Democracies, by definition, cherish the Lockean principle of limited state. Its intervention needs to be justified in an effort to advance freedom (and, subsequently, equality and justice). Life is the ultimate human right: It is difficult to enjoy your freedom when you are dead. No one knew that better than John Locke himself: He fled Oxford fearing for his life, only to return from his Dutch refuge on the same ship as William of Orange.
Far from creating a police state, C-51 is merely getting Canada caught up to the rest of the civilized world. Living thousands of miles from the world’s hotspots, Canadians have until lately enjoyed the privilege of being able to bury their heads in the sand. But globalization has made Canada as vulnerable to violent extremism as our allies. The difference is that most of them have long had in place the provisions in C-51 that have caused such heated debate in Canada: measures of detention that are clearly distinct from arrest, risk-diminishment mandates for security intelligence, more robust provisions to stop people from boarding planes, and very robust provisions for sharing data.
While controversy on C-51 abounds, all critics agree on one fundamental question: “How can the government assure me that my rights and freedoms have not been violated?” The question is hardly new. Roman satirist Juvenal famously probed: Quis custodiet ipsos custodes? Who is watching the watchers? The government points to the Security Intelligence Review Committee. The problem with SIRC is it has (almost no) jurisdiction beyond the Canadian Security Intelligence Service.
First, C-51 should extend SIRC’s remit to be able to follow intelligence that originated with CSIS throughout the Canadian security food chain. For example, within the RCMP, SIRC should be able to follow the entire “intelligence to evidence” thread. To be clear: SIRC should not have purview over entire RCMP investigations that were based on or involve CSIS evidence. SIRC’s sole responsibility should be the ability to follow CSIS intelligence throughout federal agencies to ensure that intelligence is handled in accordance with the law and the Constitution.
Second, the SIRC reporting process needs to be sped up. Many of SIRC’s reports become public domain, but it takes a couple of years. Due to the steps involved, that glacial pace is unlikely to change. In the interim, why not follow the example of the United Kingdom: clear select members of the opposition to read SIRC’s report (and the CSE Inspector General’s, for that matter).
The precedent for clearing select members of the opposition was set during the Afghan detainee debate. Since parliamentary procedure would prohibit this being done in committee, the opposition instead forwards to the Prime Minister a list of names from which the Prime Minister picks at his or her discretion. Rather than having to trust the Prime Minister, Canadians would sleep better if, for example, former Solicitor General Wayne Easter and well-versed defence critic and lawyer Jack Harris had a chance to read these reports in a timely fashion and corroborate that they are satisfied that Canadians’ rights and freedoms had, indeed, not been violated.
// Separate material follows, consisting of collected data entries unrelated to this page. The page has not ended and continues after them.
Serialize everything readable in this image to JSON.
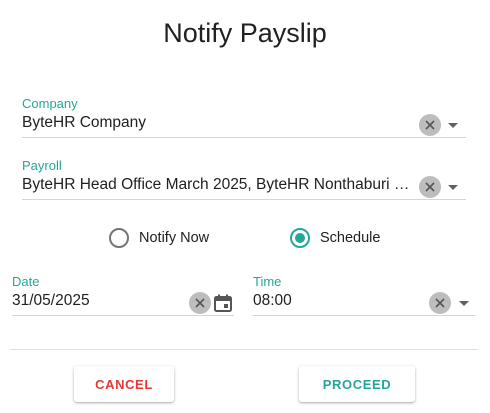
{
  "dialog": {
    "title": "Notify Payslip"
  },
  "company": {
    "label": "Company",
    "value": "ByteHR Company"
  },
  "payroll": {
    "label": "Payroll",
    "value": "ByteHR  Head Office March 2025, ByteHR Nonthaburi M..."
  },
  "notify_mode": {
    "options": [
      {
        "label": "Notify Now",
        "checked": false
      },
      {
        "label": "Schedule",
        "checked": true
      }
    ]
  },
  "date": {
    "label": "Date",
    "value": "31/05/2025"
  },
  "time": {
    "label": "Time",
    "value": "08:00"
  },
  "actions": {
    "cancel_label": "CANCEL",
    "proceed_label": "PROCEED"
  },
  "colors": {
    "accent": "#26a69a",
    "cancel": "#e53935",
    "label": "#26a69a"
  },
  "icons": {
    "clear": "close-circle-icon",
    "dropdown": "caret-down-icon",
    "calendar": "calendar-icon"
  }
}
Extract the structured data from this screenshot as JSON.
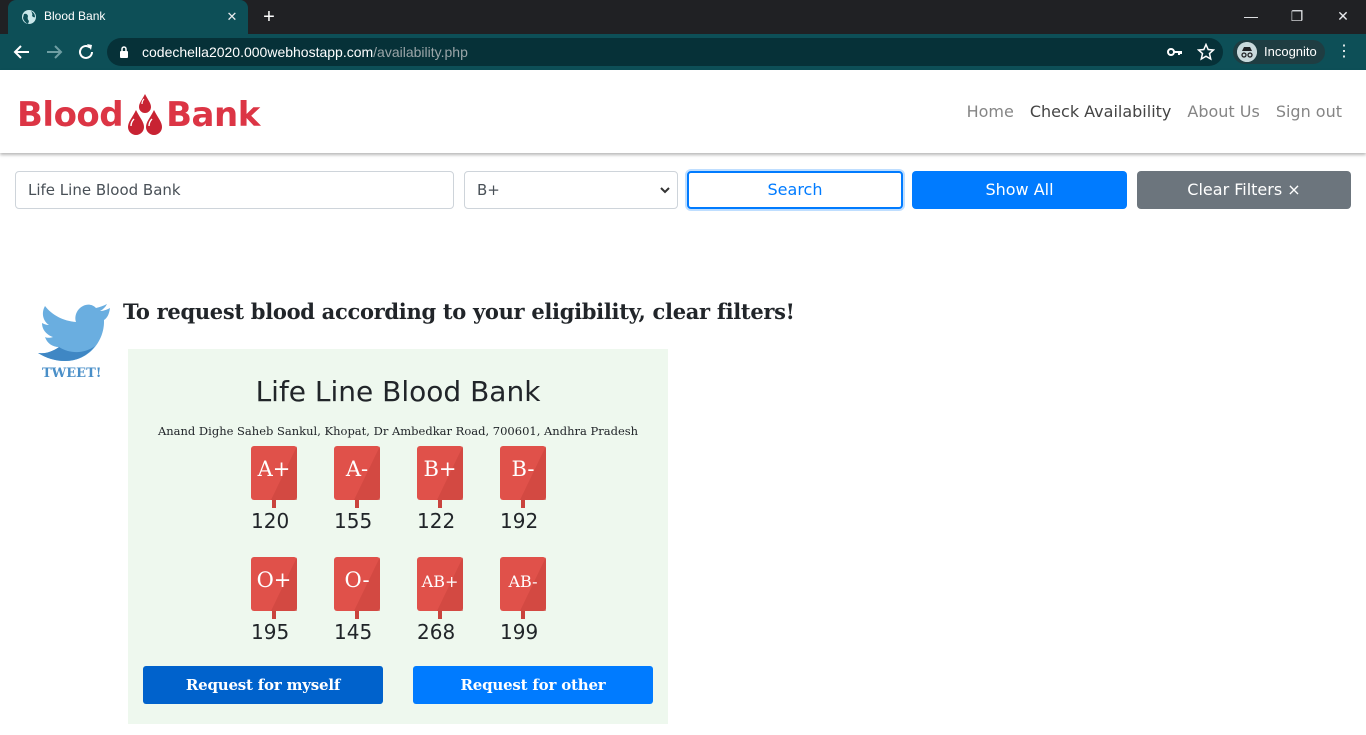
{
  "browser": {
    "tab_title": "Blood Bank",
    "tab_close": "✕",
    "new_tab": "+",
    "url_host": "codechella2020.000webhostapp.com",
    "url_path": "/availability.php",
    "incognito_label": "Incognito",
    "window_minimize": "—",
    "window_restore": "❐",
    "window_close": "✕",
    "menu": "⋮"
  },
  "brand": {
    "word1": "Blood",
    "word2": "Bank",
    "color": "#dc3545"
  },
  "nav": {
    "items": [
      {
        "label": "Home"
      },
      {
        "label": "Check Availability"
      },
      {
        "label": "About Us"
      },
      {
        "label": "Sign out"
      }
    ]
  },
  "filters": {
    "bank_name_value": "Life Line Blood Bank",
    "blood_group_selected": "B+",
    "search_label": "Search",
    "show_all_label": "Show All",
    "clear_label": "Clear Filters ×"
  },
  "tweet_label": "TWEET!",
  "notice": "To request blood according to your eligibility, clear filters!",
  "card": {
    "name": "Life Line Blood Bank",
    "address": "Anand Dighe Saheb Sankul, Khopat, Dr Ambedkar Road, 700601, Andhra Pradesh",
    "groups": [
      {
        "group": "A+",
        "count": "120"
      },
      {
        "group": "A-",
        "count": "155"
      },
      {
        "group": "B+",
        "count": "122"
      },
      {
        "group": "B-",
        "count": "192"
      },
      {
        "group": "O+",
        "count": "195"
      },
      {
        "group": "O-",
        "count": "145"
      },
      {
        "group": "AB+",
        "count": "268"
      },
      {
        "group": "AB-",
        "count": "199"
      }
    ],
    "request_self_label": "Request for myself",
    "request_other_label": "Request for other"
  },
  "colors": {
    "chrome_teal": "#0d4f57",
    "primary": "#007bff",
    "secondary": "#6c757d",
    "bag_red": "#e0514a",
    "card_bg": "#eef8ee"
  }
}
And by virtue of being sworn in as Privy Councillors, the opposition members privy to the reports would never be able to talk about them in public, or Question Period, anyway. So, the risk to the government of sharing this information is negligible compared to the benefits of added oversight.
Compared to standing up a whole new review bureaucracy or vastly expanding the scope of existing ones, the legislative fix for both these remedies would be relatively easy and cost little or no treasure.
Cpl. Nathan Cirillo’s son should not have to grow up without a father, and parents across this country should not have to grieve children who have been pulled into radicalism by some of history’s most cruel murderers and rapists. Canadians, long insulated from much of the troubles of the world, need to develop a more mature understanding of what it means to reconcile freedom with security.
Christian Leuprecht is among the 48 witnesses called to testify on Bill C-51 before the House of Commons Standing Committee on National Security.